I coined the term “User experience engineering (UXE)” to describe a structured research, design, and evaluation process whose goal is to make user interactions with a product or service easy, efficient, and enjoyable. It evolved from usability engineering and applies psychological principles and methodologies.
Our experience of a product can be divided into three primary levels: visceral, behavioral, and sociocultural. The visceral level is an immediate and instinctive reaction that is greatly influenced by the appearance of the product. The behavioral level develops through our interaction with a product and is greatly influenced by its usefulness and usability. The sociocultural level appeals to self-identity and personal symbolism. UXE addresses these three levels of experience in product and service development.
The user experience is engineered in five iterative phases:
- Business objectives for UXE. Define the business or organizational objectives for the UXE effort, so UXE produces maximum impact.

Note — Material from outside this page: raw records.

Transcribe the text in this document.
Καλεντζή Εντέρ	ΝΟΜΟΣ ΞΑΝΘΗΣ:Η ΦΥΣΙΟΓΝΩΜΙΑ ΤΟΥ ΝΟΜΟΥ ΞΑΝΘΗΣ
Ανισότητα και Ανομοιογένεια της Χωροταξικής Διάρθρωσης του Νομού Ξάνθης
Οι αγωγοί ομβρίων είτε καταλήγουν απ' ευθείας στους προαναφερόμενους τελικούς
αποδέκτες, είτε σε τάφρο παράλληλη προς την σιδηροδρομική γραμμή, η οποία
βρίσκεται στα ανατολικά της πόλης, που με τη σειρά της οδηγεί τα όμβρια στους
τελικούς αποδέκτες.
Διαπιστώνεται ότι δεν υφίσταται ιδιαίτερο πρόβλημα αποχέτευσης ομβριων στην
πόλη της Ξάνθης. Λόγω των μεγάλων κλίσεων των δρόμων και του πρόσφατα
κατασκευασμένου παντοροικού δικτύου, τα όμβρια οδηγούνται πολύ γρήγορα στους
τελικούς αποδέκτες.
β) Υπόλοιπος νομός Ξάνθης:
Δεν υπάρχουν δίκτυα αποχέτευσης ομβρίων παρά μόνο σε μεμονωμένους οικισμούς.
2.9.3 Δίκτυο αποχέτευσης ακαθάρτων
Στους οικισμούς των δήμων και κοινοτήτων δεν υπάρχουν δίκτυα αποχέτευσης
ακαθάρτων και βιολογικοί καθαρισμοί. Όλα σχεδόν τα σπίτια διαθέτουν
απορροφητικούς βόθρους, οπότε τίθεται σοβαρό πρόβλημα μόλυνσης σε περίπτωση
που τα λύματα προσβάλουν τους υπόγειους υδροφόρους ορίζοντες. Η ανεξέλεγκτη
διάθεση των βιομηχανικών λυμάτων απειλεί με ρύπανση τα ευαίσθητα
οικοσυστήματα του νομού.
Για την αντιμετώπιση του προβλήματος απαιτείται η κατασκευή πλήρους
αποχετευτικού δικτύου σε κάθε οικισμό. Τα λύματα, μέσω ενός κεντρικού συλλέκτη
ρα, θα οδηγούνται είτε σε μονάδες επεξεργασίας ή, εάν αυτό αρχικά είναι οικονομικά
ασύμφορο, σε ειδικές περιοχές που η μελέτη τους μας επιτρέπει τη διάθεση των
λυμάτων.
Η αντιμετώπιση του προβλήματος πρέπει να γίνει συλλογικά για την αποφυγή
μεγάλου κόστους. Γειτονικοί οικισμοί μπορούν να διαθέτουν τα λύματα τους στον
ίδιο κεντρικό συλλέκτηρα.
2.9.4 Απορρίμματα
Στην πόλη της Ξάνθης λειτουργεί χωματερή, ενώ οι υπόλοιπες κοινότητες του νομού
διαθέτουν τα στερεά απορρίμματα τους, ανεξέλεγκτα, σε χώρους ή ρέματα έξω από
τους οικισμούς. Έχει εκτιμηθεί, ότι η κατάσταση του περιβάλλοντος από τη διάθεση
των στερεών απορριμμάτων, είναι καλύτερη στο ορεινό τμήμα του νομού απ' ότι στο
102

- User research. Collect targeted data on users (prospective or actual), their tasks, and their environment through observation and discussion.
- UX requirement analysis. Define specific product and UX requirements for areas where business objectives and user research overlap.

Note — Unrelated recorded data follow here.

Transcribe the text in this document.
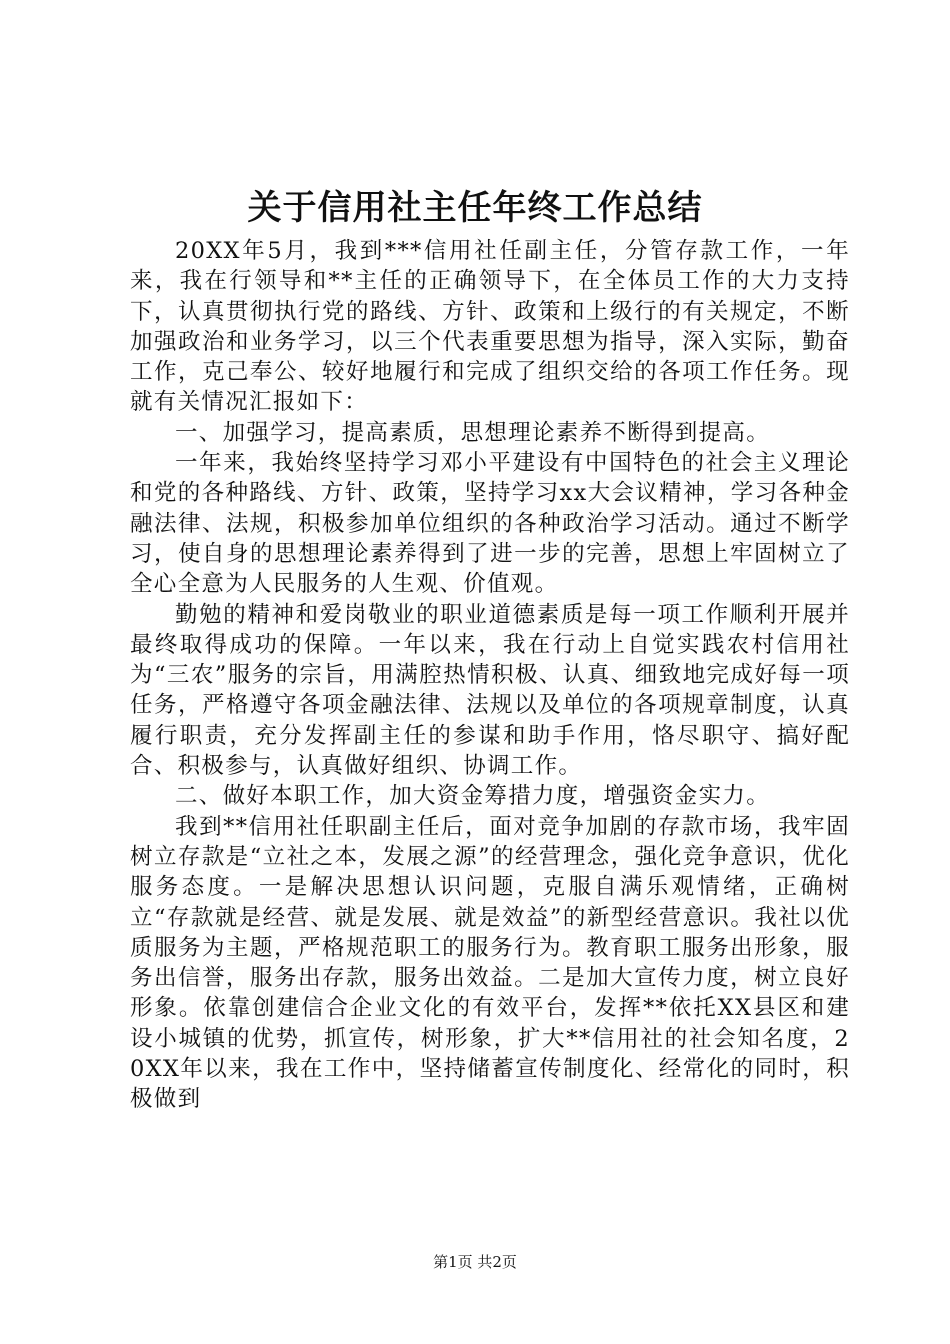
关于信用社主任年终工作总结

20XX年5月，我到***信用社任副主任，分管存款工作，一年来，我在行领导和**主任的正确领导下，在全体员工作的大力支持下，认真贯彻执行党的路线、方针、政策和上级行的有关规定，不断加强政治和业务学习，以三个代表重要思想为指导，深入实际，勤奋工作，克己奉公、较好地履行和完成了组织交给的各项工作任务。现就有关情况汇报如下：

一、加强学习，提高素质，思想理论素养不断得到提高。

一年来，我始终坚持学习邓小平建设有中国特色的社会主义理论和党的各种路线、方针、政策，坚持学习xx大会议精神，学习各种金融法律、法规，积极参加单位组织的各种政治学习活动。通过不断学习，使自身的思想理论素养得到了进一步的完善，思想上牢固树立了全心全意为人民服务的人生观、价值观。

勤勉的精神和爱岗敬业的职业道德素质是每一项工作顺利开展并最终取得成功的保障。一年以来，我在行动上自觉实践农村信用社为“三农”服务的宗旨，用满腔热情积极、认真、细致地完成好每一项任务，严格遵守各项金融法律、法规以及单位的各项规章制度，认真履行职责，充分发挥副主任的参谋和助手作用，恪尽职守、搞好配合、积极参与，认真做好组织、协调工作。

二、做好本职工作，加大资金筹措力度，增强资金实力。

我到**信用社任职副主任后，面对竞争加剧的存款市场，我牢固树立存款是“立社之本，发展之源”的经营理念，强化竞争意识，优化服务态度。一是解决思想认识问题，克服自满乐观情绪，正确树立“存款就是经营、就是发展、就是效益”的新型经营意识。我社以优质服务为主题，严格规范职工的服务行为。教育职工服务出形象，服务出信誉，服务出存款，服务出效益。二是加大宣传力度，树立良好形象。依靠创建信合企业文化的有效平台，发挥**依托XX县区和建设小城镇的优势，抓宣传，树形象，扩大**信用社的社会知名度，20XX年以来，我在工作中，坚持储蓄宣传制度化、经常化的同时，积极做到

第1页 共2页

- UX design. Develop a series of increasing detailed models or prototypes (conceptual, architectural, interactive, aesthetic), iteratively evaluating and redesigning each type before going on to the next.
- UX evaluation. Evaluate and test models and prototypes to generate new design ideas and to determine whether UX requirements have been met.
Each phase has its own work products that capture knowledge generated in that phase and help designers apply the knowledge in the next phase.
Most major technology companies including IBM, Microsoft, Samsung, eBay, Amazon, and Apple have invested heavily in UXE. UXE is also rapidly making inroads into established industries, with companies like GE Healthcare, Whirlpool, and Procter & Gamble reaping huge product successes from it. Despite this momentum, there is still room for improvement. A review of 700 corporate Web sites, gave only 3% a passing grade, and most high-tech gadgets remain too hard to use. This means UXE can still provide a competitive advantage to any company that chooses to invest in it.
Best-practice companies invest from 10% to 19% of the total product development project budget in UXE, which offers an impressive return on investment (ROI) of $2 to $100 for every $1 invested, accomplished in four main ways:
- Increasing sales by improving product appeal, making e-commerce sites more usable, stimulating cross-channel activity, and improving customer retention.
- Enhancing productivity by increasing employee efficiency.
- Decreasing costs of development, maintenance, support, and training.
- Reducing risk of project cancellation and litigation.
For maximum ROI, UXE methods must be used from the beginning of the project so project requirements are based on marketable user needs and development efforts achieve maximum efficiency. In today’s networked, interconnected marketplace, consumers will shift their loyalties to the companies and brands that can provide them with the user experience that they value, so UXE methods offer a competitive advantage with immediate tactical value and long-term strategic benefits.